O que operadores logísticos em Portugal podem fazer já
Muita gente olha para casos como o da DHL Supply Chain e pensa: “Isso é para gigantes internacionais, não é para mim.” Discordo. O que este projeto mostra é um caminho, não um ponto de chegada. Dá para começar em pequeno, com impacto real.
1. Arrumar dados antes de comprar IA
Sem dados minimamente estruturados, qualquer projeto de IA é fogo de artifício. Prioridades práticas:
- garantir que WMS, TMS e ERP “falam” entre si;
- normalizar códigos de produto, unidades de medida, motivos de devolução;
- registar tempos reais de operação (picking, loading, trânsito, entrega).
Com 3–6 meses de dados limpos, já se conseguem modelos preditivos úteis.
2. Começar por um caso de uso simples
Não é preciso tentar fazer tudo ao mesmo tempo. Bons pontos de arranque:
- previsão de procura para 20–30 SKUs críticos em Portugal;
- otimização de rotas diárias numa única zona (ex.: Grande Lisboa);
- slotting inteligente para reduzir percursos internos em armazém.
O princípio é simples: escolher um problema caro, medir o “antes e depois” e só depois escalar.
3. Envolver operação, não só IT
Uma coisa que este projeto SEB–DHL sublinha é a colaboração entre equipas de IT e operações. Se a IA é imposta “de cima para baixo” sem envolver quem passa o dia no cais de carga, os modelos não são usados ou são rapidamente contornados.
Para quem opera em Portugal, o que funciona é:
- workshops curtos com equipas de armazém e transporte para mapear dores reais;
- pilotos com ciclos curtos (4–8 semanas), feedback e ajustes;
- incentivos claros ligados a métricas: tempo de ciclo, erros, quilómetros em vazio.
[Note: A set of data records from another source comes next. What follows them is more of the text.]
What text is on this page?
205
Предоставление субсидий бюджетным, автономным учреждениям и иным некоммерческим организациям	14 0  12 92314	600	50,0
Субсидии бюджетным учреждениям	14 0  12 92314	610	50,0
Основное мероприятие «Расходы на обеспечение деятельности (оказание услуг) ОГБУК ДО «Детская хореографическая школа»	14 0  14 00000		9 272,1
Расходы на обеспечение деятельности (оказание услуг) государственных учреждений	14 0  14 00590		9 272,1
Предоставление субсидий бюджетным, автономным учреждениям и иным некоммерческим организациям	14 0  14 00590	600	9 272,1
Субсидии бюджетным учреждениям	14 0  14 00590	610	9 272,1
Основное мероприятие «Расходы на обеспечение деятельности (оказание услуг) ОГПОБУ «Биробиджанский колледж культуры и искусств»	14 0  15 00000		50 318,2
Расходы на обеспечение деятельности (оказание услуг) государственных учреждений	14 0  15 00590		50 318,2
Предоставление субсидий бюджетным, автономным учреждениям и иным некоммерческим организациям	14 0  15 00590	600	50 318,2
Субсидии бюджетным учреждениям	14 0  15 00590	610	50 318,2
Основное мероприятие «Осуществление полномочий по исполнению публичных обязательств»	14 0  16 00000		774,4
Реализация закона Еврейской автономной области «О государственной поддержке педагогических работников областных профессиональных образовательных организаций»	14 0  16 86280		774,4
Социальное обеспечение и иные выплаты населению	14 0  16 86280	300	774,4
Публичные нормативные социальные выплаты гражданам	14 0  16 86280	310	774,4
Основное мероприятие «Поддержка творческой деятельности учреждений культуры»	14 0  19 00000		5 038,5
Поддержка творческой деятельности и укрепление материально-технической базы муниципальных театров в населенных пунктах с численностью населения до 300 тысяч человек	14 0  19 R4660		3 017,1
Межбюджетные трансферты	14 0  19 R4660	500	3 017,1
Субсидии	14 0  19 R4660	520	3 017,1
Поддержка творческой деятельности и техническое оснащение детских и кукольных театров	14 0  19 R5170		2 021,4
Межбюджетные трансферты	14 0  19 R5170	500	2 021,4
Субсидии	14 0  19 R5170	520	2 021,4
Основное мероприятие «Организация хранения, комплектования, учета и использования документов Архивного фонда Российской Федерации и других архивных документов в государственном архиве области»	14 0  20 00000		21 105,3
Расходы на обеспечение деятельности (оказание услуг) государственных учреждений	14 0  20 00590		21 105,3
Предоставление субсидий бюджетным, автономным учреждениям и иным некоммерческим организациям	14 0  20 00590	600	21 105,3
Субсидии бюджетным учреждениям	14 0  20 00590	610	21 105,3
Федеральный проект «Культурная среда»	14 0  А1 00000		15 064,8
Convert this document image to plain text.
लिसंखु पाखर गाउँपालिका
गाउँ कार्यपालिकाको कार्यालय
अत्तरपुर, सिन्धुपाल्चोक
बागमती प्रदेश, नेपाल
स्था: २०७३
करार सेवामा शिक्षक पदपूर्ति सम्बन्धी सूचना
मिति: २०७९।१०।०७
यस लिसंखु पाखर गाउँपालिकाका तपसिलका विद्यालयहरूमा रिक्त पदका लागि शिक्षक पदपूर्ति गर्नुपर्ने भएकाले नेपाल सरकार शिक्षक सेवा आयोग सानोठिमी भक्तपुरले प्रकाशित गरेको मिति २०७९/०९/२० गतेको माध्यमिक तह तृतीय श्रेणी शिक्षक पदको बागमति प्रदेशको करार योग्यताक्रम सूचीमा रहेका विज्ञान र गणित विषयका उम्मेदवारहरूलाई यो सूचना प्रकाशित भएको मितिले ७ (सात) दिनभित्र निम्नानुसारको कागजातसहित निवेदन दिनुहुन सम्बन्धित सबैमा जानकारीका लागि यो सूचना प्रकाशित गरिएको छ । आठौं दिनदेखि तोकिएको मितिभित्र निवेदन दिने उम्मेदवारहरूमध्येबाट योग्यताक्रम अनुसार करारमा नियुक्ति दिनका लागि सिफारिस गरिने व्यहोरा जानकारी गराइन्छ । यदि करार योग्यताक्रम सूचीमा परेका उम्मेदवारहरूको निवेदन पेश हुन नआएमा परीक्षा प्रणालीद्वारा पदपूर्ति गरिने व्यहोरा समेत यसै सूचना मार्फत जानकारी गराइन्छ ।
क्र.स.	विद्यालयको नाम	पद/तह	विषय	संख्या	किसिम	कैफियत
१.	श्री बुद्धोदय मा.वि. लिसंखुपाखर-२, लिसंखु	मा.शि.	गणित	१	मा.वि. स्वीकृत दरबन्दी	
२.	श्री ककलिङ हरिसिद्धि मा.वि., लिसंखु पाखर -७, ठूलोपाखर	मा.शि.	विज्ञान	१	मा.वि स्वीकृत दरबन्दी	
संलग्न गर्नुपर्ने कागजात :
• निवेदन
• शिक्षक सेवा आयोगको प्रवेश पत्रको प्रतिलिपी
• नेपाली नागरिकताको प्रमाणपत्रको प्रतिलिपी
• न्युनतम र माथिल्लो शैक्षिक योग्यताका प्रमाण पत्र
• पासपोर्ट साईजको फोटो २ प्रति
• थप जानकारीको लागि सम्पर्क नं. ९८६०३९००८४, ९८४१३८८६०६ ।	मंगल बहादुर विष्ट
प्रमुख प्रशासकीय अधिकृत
IA na logística portuguesa: da teoria ao “24 horas garantido”
O novo modelo logístico de e-commerce ibérico entre DHL Supply Chain e Groupe SEB mostra como a centralização de operações, a proximidade ao cliente e a aposta em sustentabilidade podem redesenhar toda a cadeia de valor. Quando somamos a isto ferramentas de IA para previsão, otimização de rotas, gestão de armazéns e atendimento ao cliente, começamos a falar de uma logística capaz de prometer — e cumprir — um “entrega em 24 horas” competitivo para Portugal.
Na série “IA na Logística Portuguesa: Eficiência na Cadeia de Valor”, este caso é mais uma prova de que a questão já não é se devemos aplicar IA na logística, mas onde e com que prioridade. Quem conseguir transformar dados operacionais em decisões automáticas e fiáveis vai ganhar margem, clientes e resiliência.
Se está a gerir operações em Portugal, a próxima pergunta é direta: qual é o primeiro processo na sua cadeia logística que merece ser reforçado com IA — previsão, rotas, armazém ou serviço ao cliente? A resposta a essa pergunta pode ser o ponto de partida para o seu próprio “modelo ibérico” de alta eficiência.